Вот только Ийлэ больше клятвам не верила. Она сумела сделать три шага, и только.
– Молоко, – удовлетворенно потянул пес, потянув носом. – Но холодное. Ей холодное нельзя, она и так замерзла. Вот там плита. Видишь?
Видит.
Старая, которую растапливали дровами и торфом, и тогда из труб шел черный дым, торф и ныне лежит на прежнем месте, в древней корзине, прикрытой сверху тряпицей… будто ничего не изменилось.
Ложь.
– Не эта. С этой возиться долго. Рядом. На кристаллах. – Пес вздохнул и, положив отродье на ладонь – девочка так и не издала ни звука, – сам шагнул к новехонькой плите. – Посудину найди.

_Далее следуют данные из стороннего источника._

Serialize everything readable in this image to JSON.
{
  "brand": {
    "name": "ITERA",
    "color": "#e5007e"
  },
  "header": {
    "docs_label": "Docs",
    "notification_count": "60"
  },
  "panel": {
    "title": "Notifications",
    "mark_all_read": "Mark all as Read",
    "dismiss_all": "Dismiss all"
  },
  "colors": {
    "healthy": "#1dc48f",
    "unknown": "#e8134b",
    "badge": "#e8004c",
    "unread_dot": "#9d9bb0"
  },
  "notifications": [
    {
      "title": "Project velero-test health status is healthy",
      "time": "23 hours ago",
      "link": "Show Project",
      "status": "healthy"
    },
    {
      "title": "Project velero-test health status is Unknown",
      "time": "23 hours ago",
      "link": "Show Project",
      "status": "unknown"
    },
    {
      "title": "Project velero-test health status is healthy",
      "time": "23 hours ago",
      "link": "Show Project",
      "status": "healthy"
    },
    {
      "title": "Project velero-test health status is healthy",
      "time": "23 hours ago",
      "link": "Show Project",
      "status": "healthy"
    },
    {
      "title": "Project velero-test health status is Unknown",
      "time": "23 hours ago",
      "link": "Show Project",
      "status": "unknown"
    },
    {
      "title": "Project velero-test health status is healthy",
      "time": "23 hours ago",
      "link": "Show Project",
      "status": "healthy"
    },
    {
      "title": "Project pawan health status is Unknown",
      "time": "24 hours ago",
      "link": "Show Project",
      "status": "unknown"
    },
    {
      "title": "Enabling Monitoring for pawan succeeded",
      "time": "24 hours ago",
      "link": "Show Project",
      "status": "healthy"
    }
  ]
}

Медные кастрюли остались на прежнем месте, что огромная, в которой кухарка варила похлебку для наемных работников, что крохотная, с изогнутой ручкой, для кофе…
…отец любил пить кофе по утрам. А мама пеняла, дескать, вреден он для сердца…
…сталь вредней.
Медь оказалась холодной и тяжелой, едва ли не тяжелей кувшина.
– Поставь, – велел пес. – И молока налей… слушай, а надо водой разбавлять?
Ийлэ не знала.
В прежней ее жизни она не имела дела с младенцами, поскольку те обретались в детских комнатах, окруженные няньками, кормилицами и гувернантками.
Пес отступил, пропуская Ийлэ к плите, и хотя она подошла очень близко, куда ближе, чем ей хотелось бы, не ударил. Чего ждет? Думает, что она и вправду поверит этой клятве?
Клятвы – это слова. А слова ничего не значат.